‘Shame’ is a word you lift out of the vocab box with kid gloves. It’s the real deal. Not awkwardness or embarrassment or discomfort. A deep burning in the pit of your stomach. An ‘I want to turn myself inside out and climb into the wardrobe and cover myself in coats, and put my hands on my head and then screw my eyes tightly closed and shrink a bit more’ kind of feeling.
Unlike more sociable emotions, shame feels personal. It’s hard to believe that normal people could catch it. Anger, for example, has a kind of glamour. But shame mopes around corners and grows behind the wallpaper. Shame is never appropriate in polite company. It’s a brand, a stamp, a stain. It makes you want to give up and crawl away and hide and apologize until your speech dries up. It’s a lowered gaze, a shuffle, an internal folding. It sets you apart, and you can’t go back.

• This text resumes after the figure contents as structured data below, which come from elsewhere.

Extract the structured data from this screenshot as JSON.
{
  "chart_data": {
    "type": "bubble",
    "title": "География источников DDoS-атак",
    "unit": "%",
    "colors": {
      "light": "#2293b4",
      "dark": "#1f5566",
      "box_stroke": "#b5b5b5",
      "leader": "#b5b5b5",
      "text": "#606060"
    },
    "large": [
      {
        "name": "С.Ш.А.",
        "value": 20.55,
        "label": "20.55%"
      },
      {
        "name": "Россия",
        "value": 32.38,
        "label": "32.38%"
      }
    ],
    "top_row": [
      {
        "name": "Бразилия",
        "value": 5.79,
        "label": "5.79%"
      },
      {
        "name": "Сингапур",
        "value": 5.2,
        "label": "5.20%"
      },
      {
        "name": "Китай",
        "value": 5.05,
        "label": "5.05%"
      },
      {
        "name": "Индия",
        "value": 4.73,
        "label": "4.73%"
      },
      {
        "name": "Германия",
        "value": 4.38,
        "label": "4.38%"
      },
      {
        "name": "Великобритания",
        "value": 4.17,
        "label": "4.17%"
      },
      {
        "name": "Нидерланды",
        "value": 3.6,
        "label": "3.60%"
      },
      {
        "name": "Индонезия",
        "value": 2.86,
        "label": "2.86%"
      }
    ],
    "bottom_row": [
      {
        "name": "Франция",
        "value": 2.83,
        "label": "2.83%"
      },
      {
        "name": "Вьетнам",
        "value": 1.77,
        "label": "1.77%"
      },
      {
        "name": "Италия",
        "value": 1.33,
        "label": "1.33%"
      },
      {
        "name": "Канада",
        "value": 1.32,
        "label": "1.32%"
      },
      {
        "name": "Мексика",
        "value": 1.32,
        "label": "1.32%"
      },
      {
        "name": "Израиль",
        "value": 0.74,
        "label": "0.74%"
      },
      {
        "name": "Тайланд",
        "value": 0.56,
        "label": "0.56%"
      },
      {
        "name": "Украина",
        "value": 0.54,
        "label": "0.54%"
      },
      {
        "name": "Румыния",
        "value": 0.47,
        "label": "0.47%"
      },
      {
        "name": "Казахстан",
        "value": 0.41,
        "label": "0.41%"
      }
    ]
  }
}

Shame is what drove me to anorexia, but then it kept me there. I starved to escape it, but embodied it instead. Shame has long bony fingers that won’t let you go. It clings like a mist and blinds when you least expect it. It’s in the stare of others. The neighbour who shook his head every morning as you jogged past. The knowing shop assistants who watched as you filled your basket with lettuce. You pretended not to see them whispering as you left. The pitying glances. The scorn. You could read their thoughts: What’s wrong with her? She’s disgusting.
Shame is what drove me to anorexia, but then it kept me there. I starved to escape it, but embodied it instead.
How do you deal with it? You flee back home, and close the door, tightly. But you can’t outrun yourself. Years later, you wonder: Where does that crazy girl go? Is she still there, wandering empty-handed through the aisles? Poised, but infinitely patient. Watching. Waiting.
Here’s what I want to do to her. I’d like to lock her in a box. I’d like to toss her in the ocean and delete her name from my address list and pepper her full of bullets and then run her over – just to make sure. But I can’t. ‘She’ is me. And while her behaviour has changed, she won’t be silenced.
So what do I tell her? ‘Try harder’? What do I do with my disgrace?
Part of resisting shame is recognizing that I want it too. It serves a purpose. It tells me I’m too disgusting to engage with God or the world. And that’s attractive. If I withdraw into self-hatred, I can kill my desires and suppress my regrets. Shame helps me close down the hope I dare not feel – hope that I might be accepted and loved after all. It’s a neat way of punishing myself for the years I’ve wasted, the choices I’ve made and the damage I can’t reverse.
Shame is the shape of an eating disorder. It ‘works’ like this: I know I’m not OK, but I’ll say why and I’ll prescribe my own cure. I’ll identify what’s wrong in me, and I will fix it.
The way of Jesus is very different. He – not my ‘fat’, my ‘former life’ or even me – is the sacrifice for my sins. He is the scapegoat and he deals with the mess. Jesus takes my shame and offers me himself.
The grace of Jesus gives me the strength to be weak. He gives me permission to speak as someone who struggles, not someone who pretends. Against my natural instincts, I’ve started being honest about who I am.
The grace of Jesus gives me the strength to be weak. He gives me permission to speak as someone who struggles, not someone who pretends. Against my natural instincts, I’ve started being honest about who I am. This happened with close friends first. Then at church. I’ve told my story at seminars and conferences. And I write every day, especially on my blog. As someone who’s used to hiding in the dark, it’s been quite a turnaround. So why do it? Why fix my name to something so ugly?
There are many reasons. I want to make sense of the world. To encourage and be encouraged. To testify to Christ’s love and power. To remind myself of where I’ve come from, so that, by his grace, I never go back. And finally, to unmask the impostor of shame.
I hate anorexia, and I don’t want to be associated with it. But more than this, I hate its secrecy and its lies. As I write and speak about it, I’m fighting it as best I can. I’m trying to expose it, as it tried to expose me.
My temptation is to cover up and act strong. But more and more, I’m seeing that real power lies in vulnerability and openness. I’ve met others who struggle – through my website and at conferences. As we speak with honesty about our darkest battles, that’s when the shame begins to recede.
Jesus says to Paul, ‘My grace is sufficient for you, for my power is made perfect in weakness.’ I long to respond as Paul does, with these words: ‘Therefore I will boast all the more gladly about my weaknesses, so that Christ’s power may rest on me’ (2 Corinthians 12:9).